Fulford’s books include the Expo ’67 coffee table book “This Was Expo” and a 1968 collection of his columns, “Crisis at the Victory Burlesk: Culture, Politics and Other Diversions,” the 1974 collection “Marshall Delaney at the Movies: The Contemporary World as Seen on Film” and 1995’s “Accidental City: The Transformation of Toronto.”
Celebrated writer and editor Gary Ross, who edited Fulford for years at “Saturday Night,” said Fulford never went to university but had a remarkable mind driven by insatiable curiosity “and interest in more things than you can imagine.”

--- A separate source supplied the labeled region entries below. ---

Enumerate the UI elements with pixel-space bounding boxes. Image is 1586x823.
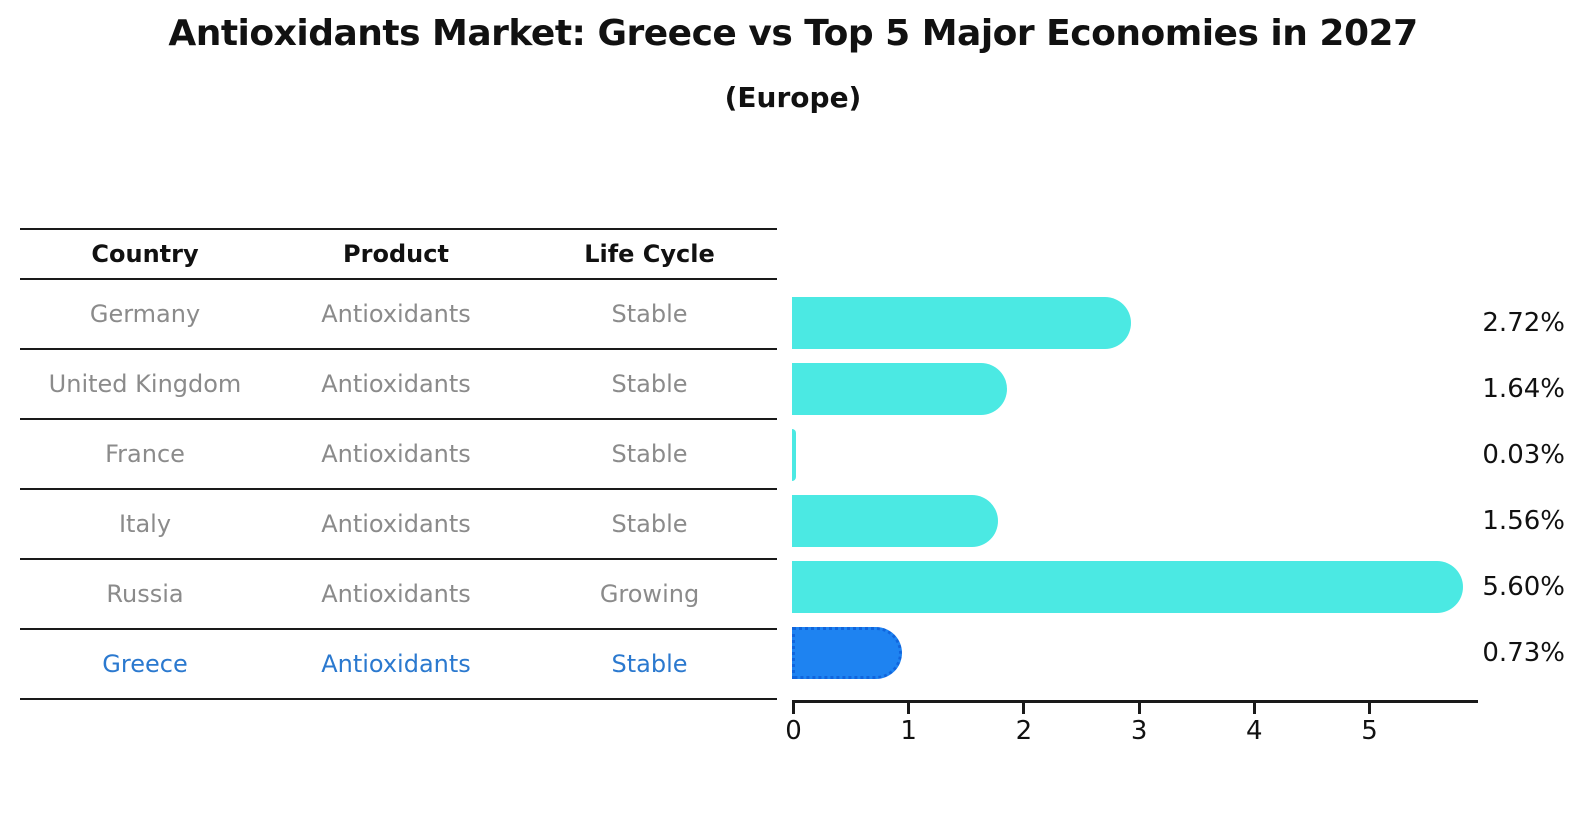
bar-italy: [792, 495, 998, 547]
product-cell: Antioxidants: [321, 370, 471, 398]
product-cell: Antioxidants: [321, 650, 471, 678]
life-cycle-cell: Stable: [611, 440, 688, 468]
bar-germany: [792, 297, 1131, 349]
product-cell: Antioxidants: [321, 580, 471, 608]
chart-subtitle: (Europe): [724, 81, 862, 114]
country-cell: United Kingdom: [48, 370, 242, 398]
bar-france: [792, 429, 796, 481]
axis-tick-label-5: 5: [1361, 716, 1378, 746]
value-label-russia: 5.60%: [1482, 572, 1565, 602]
table-row-italy: Italy Antioxidants Stable: [20, 490, 777, 560]
life-cycle-cell: Stable: [611, 650, 688, 678]
country-table: Country Product Life Cycle Germany Antioxid…: [20, 228, 777, 700]
bar-russia: [792, 561, 1463, 613]
column-header-product: Product: [343, 240, 449, 268]
table-row-france: France Antioxidants Stable: [20, 420, 777, 490]
country-cell: France: [105, 440, 185, 468]
axis-tick-label-3: 3: [1130, 716, 1148, 746]
life-cycle-cell: Stable: [611, 370, 688, 398]
product-cell: Antioxidants: [321, 510, 471, 538]
axis-tick-5: [1368, 703, 1371, 714]
product-cell: Antioxidants: [321, 440, 471, 468]
product-cell: Antioxidants: [321, 300, 471, 328]
bar-united-kingdom: [792, 363, 1007, 415]
value-label-france: 0.03%: [1482, 440, 1565, 470]
axis-tick-3: [1137, 703, 1141, 714]
table-header-row: Country Product Life Cycle: [20, 228, 777, 280]
table-row-greece: Greece Antioxidants Stable: [20, 630, 777, 700]
axis-tick-label-1: 1: [900, 716, 917, 746]
country-cell: Italy: [118, 510, 172, 538]
table-body: Germany Antioxidants Stable United Kingdom A…: [20, 280, 777, 700]
table-row-united-kingdom: United Kingdom Antioxidants Stable: [20, 350, 777, 420]
axis-tick-label-4: 4: [1246, 716, 1263, 746]
chart-title: Antioxidants Market: Greece vs Top 5 Maj…: [168, 13, 1418, 54]
axis-tick-1: [907, 703, 911, 714]
country-cell: Germany: [89, 300, 201, 328]
bar-greece: [792, 627, 902, 679]
axis-tick-2: [1022, 703, 1026, 714]
axis-tick-label-0: 0: [785, 716, 802, 746]
life-cycle-cell: Stable: [611, 510, 688, 538]
column-header-life-cycle: Life Cycle: [584, 240, 715, 268]
country-cell: Greece: [102, 650, 188, 678]
axis-tick-0: [792, 703, 795, 714]
country-cell: Russia: [106, 580, 184, 608]
axis-tick-4: [1252, 703, 1256, 714]
x-axis-line: [792, 700, 1478, 703]
value-label-united-kingdom: 1.64%: [1482, 374, 1565, 404]
column-header-country: Country: [91, 240, 199, 268]
life-cycle-cell: Stable: [611, 300, 688, 328]
value-label-germany: 2.72%: [1482, 308, 1565, 338]
axis-tick-label-2: 2: [1015, 716, 1033, 746]
life-cycle-cell: Growing: [599, 580, 700, 608]
value-label-greece: 0.73%: [1482, 638, 1565, 668]
table-row-russia: Russia Antioxidants Growing: [20, 560, 777, 630]
value-label-italy: 1.56%: [1482, 506, 1565, 536]
table-row-germany: Germany Antioxidants Stable: [20, 280, 777, 350]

“It was an education to be around him,” Ross said Wednesday.
“He knew so much it was remarkable. He formed opinions that were the result of critical thinking, not just passion or bias or whatever, and he articulated them with such grace and ease. It was astonishing.”
Fraser says that like a lot of news people, he and Fulford “were very big gossips,” and Fulford, in particular, was a stimulating conversationalist who could talk about anything.
“We’d like to know everything about everything. But what I admired about him so much was that he was an unpretentious intellectual. In other words, he could write for the general public on quite serious things and bring ordinary readers along,” he said.
“He was able to take something that was right in front of people’s faces and turn it upside down and make them ponder what it was that they were missing and what they should know more about. And to me, that made him a great journalist, one who really made people think and to dig deeper into stories.”
Fulford leaves behind widow and fellow journalist Geraldine Sherman, and children, James, Margaret (and her husband Jeffrey Rosenthal), Rachel (and her husband Nicholas Power), Sarah (and her husband Stephen Marche); and grandson Elijah Robert Marche and granddaughter Aviva Janet Marche.